We’re in the present time. Going with Delphine on the tube to Alexandra Palace. Piccadilly Line from Osterley to Wood Green. A bus ride later and Delphine sees the dancers perform in the youth company Cando2. She joins in with their workshop afterwards. Simple. But then there’s the time travel. I’m suddenly five years ahead of myself. I’m planning dance university, how Delphine will find student accommodation and go downstairs to the studio to work on her weaker right side. I can go ten years ahead next. Touring and life on the road. How Delphine will stay healthy and look after her periodically sore left knee (a pure heroine of a joint supporting her right side). So I end up being there and not there. In the present and in the future. And, as I watch Delphine dance, I’m in the past too. That three-year old who couldn’t skip around the dance studio but was determined to do it anyway. The way she gripped onto her pink ribbon like it was a lethal weapon.

But I feel better. Writing this makes me realise I’m not the only one who does it. Not the only parent in the world to look ahead, to consider options while they watch their kid just smile without a care in the world. The cares are on us now. And that’s ok. I just don’t want to jinx it.

Back to Candoco’s workshop. There was a teenage boy in a wheelchair who’d never been before. His father stayed close and watched him the whole time. A grinning lady had a speaker tied to her wheelchair. She played music throughout. A dance teacher with one full-length arm was doing push-ups on both arms before the workshop began. A skateboarder-type in a yellow beanie was up on his toes. When the workshop began, he wanted to dance with Delphine but she refused. Delph gravitated to an Asian lady instead with a floaty red top on and a lovely smile. ‘I came today because I saw Candoco on Strictly,’ she told Delphine. ‘I’m disabled too.’ Delph nodded back sagely for her eleven years.

They danced slowly across the room. In groups and in pairs; cat burglars, people finding the space between each other, using the borders of their bodies to dance together. It was both strengthening and a moving delineation of what was fragile. Oh and according to Delphine it was funny. Very funny. She was persuaded by a dancer with an awesome natural afro to briefly leave the girl with the floaty top. They had a sympathetic, synchronous rhythm, speeding up slightly and popping across the room. Delphine stopped giggling then and began to concentrate. She moved to a quite significantly disabled young lady who completely understood what she was doing and what she was going to do.

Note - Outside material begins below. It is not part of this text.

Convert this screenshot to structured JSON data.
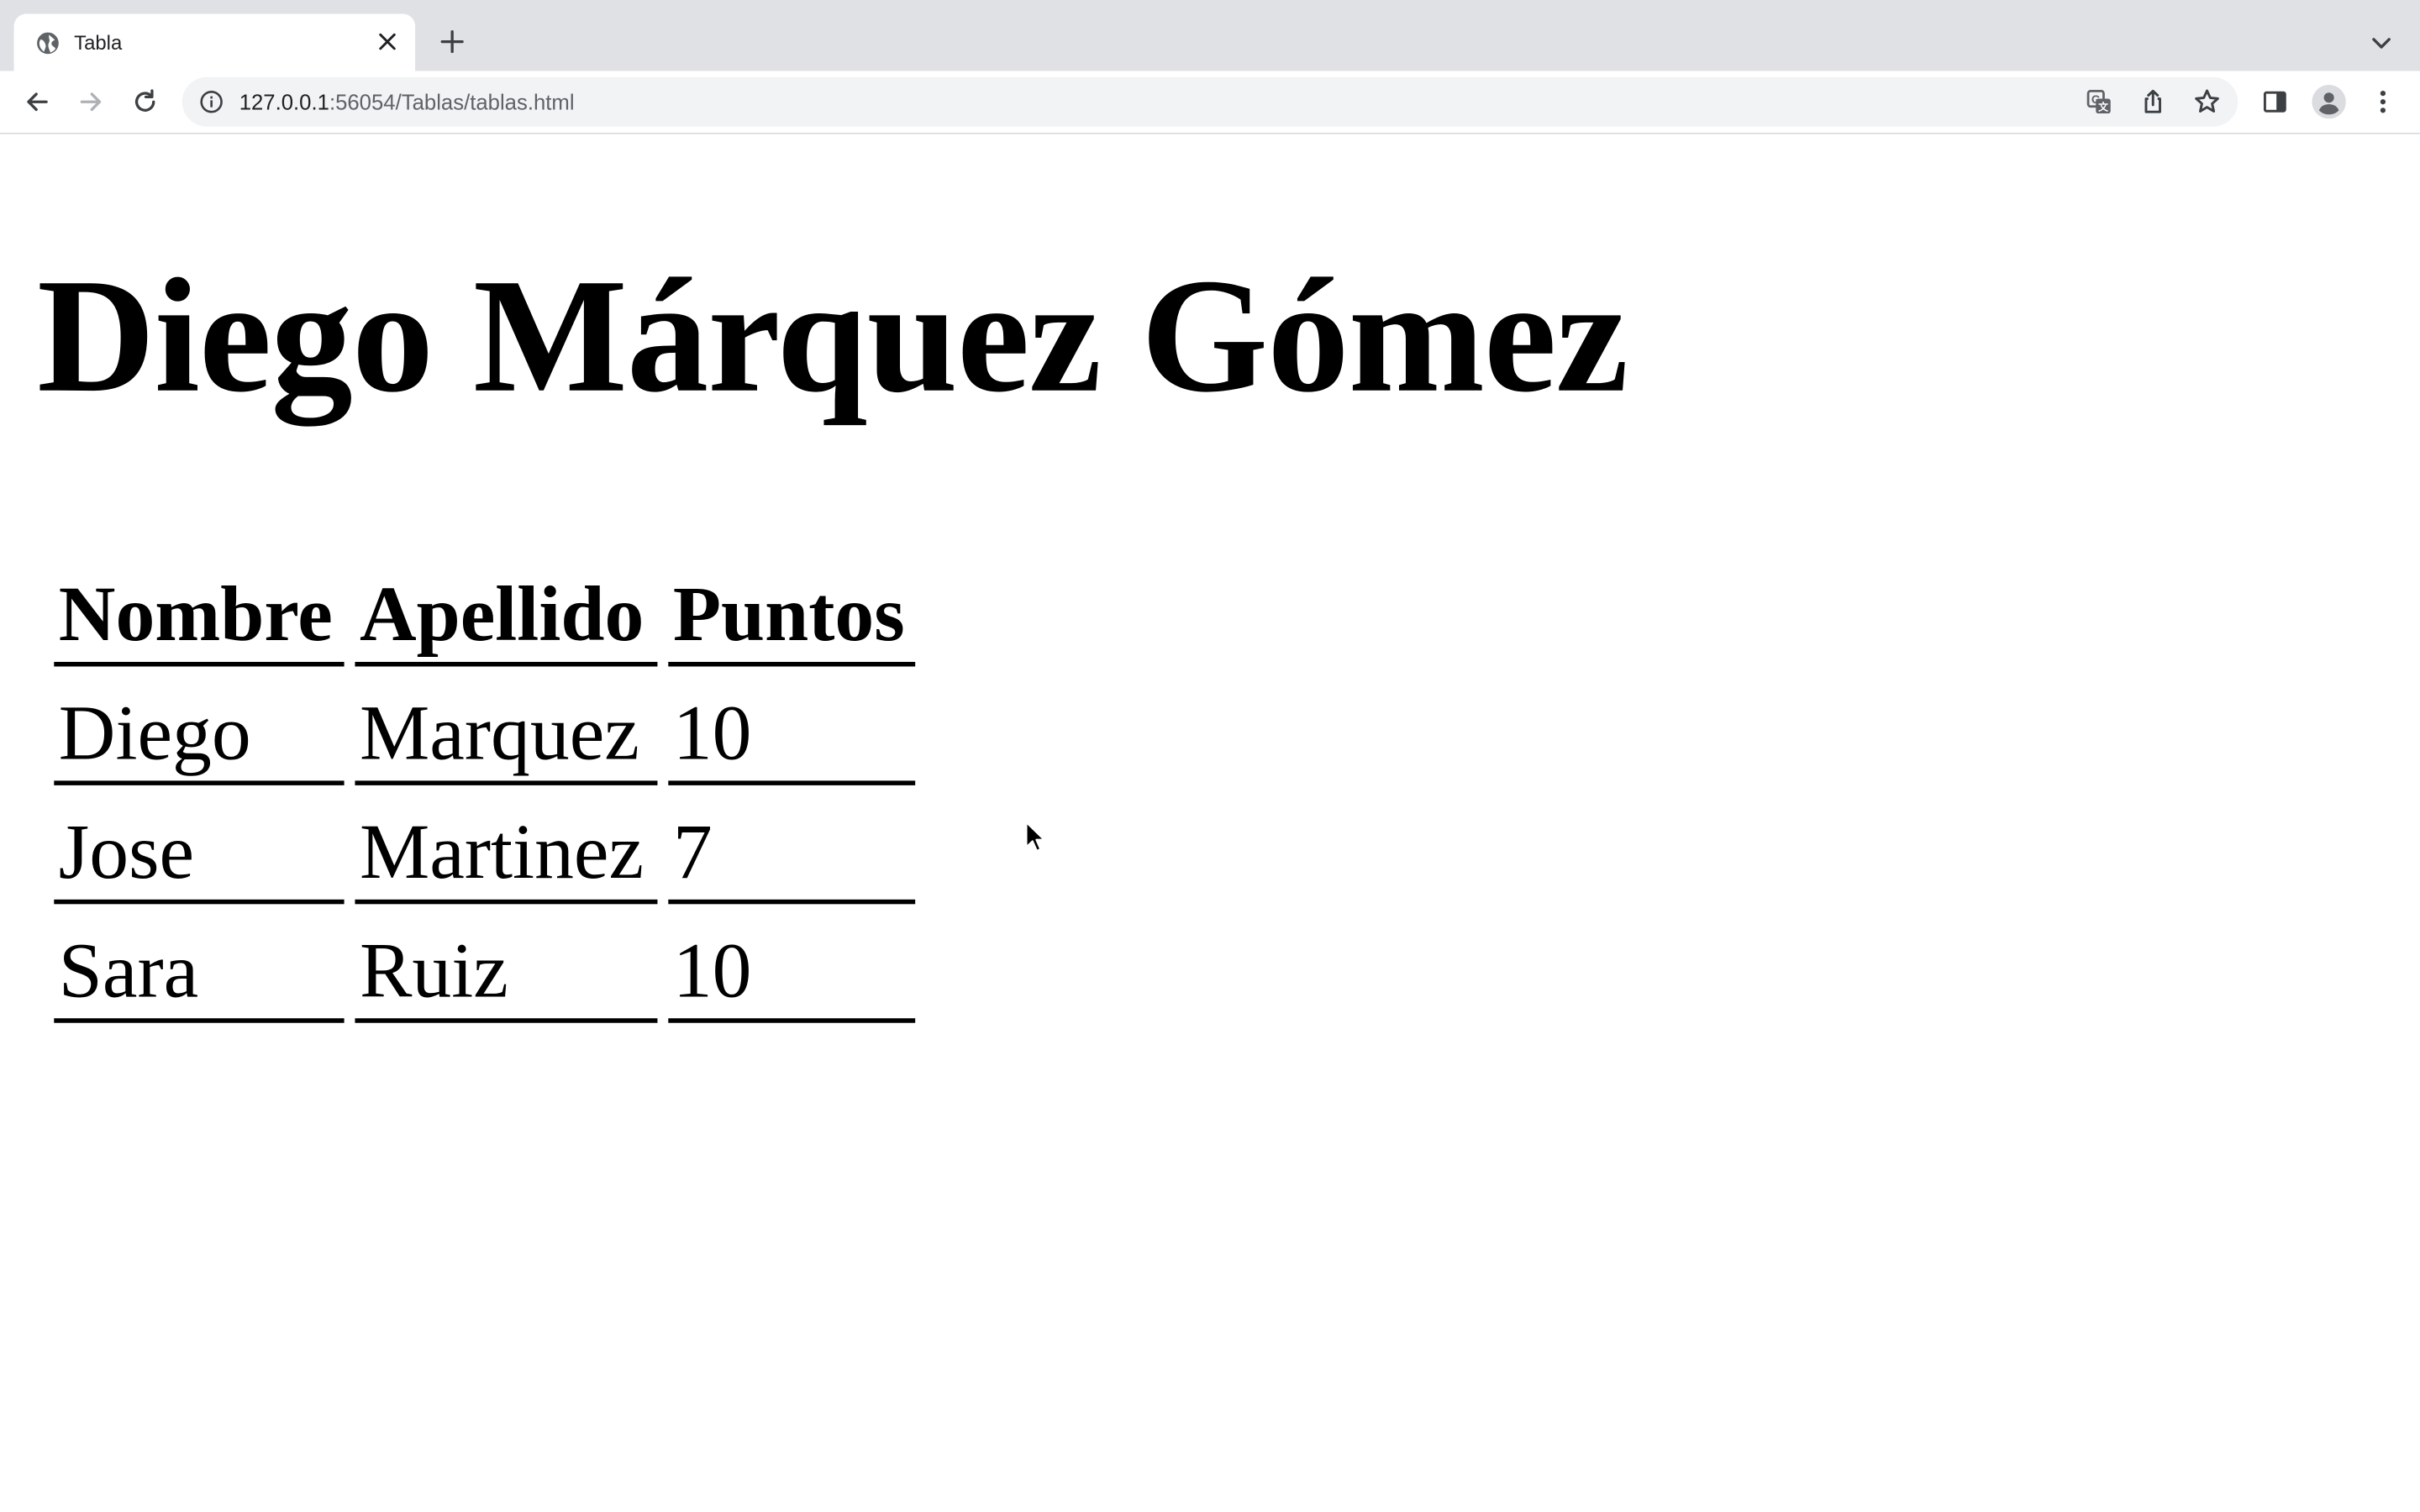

They slowly moved in and out of each others’ bodies. My breath braked in my throat.

All the dancers came together at the finale. They moved in a swarm, across one end of the workshop space and then to the other. As they stretched their arms like rubber, reaching up for the stars, the teacher Toke said, ‘Because that’s all we have. Only now are we truly together.’

The Alexandra Palace onlookers paused at this newly-renovated open space and then carried on with their lives. Amen.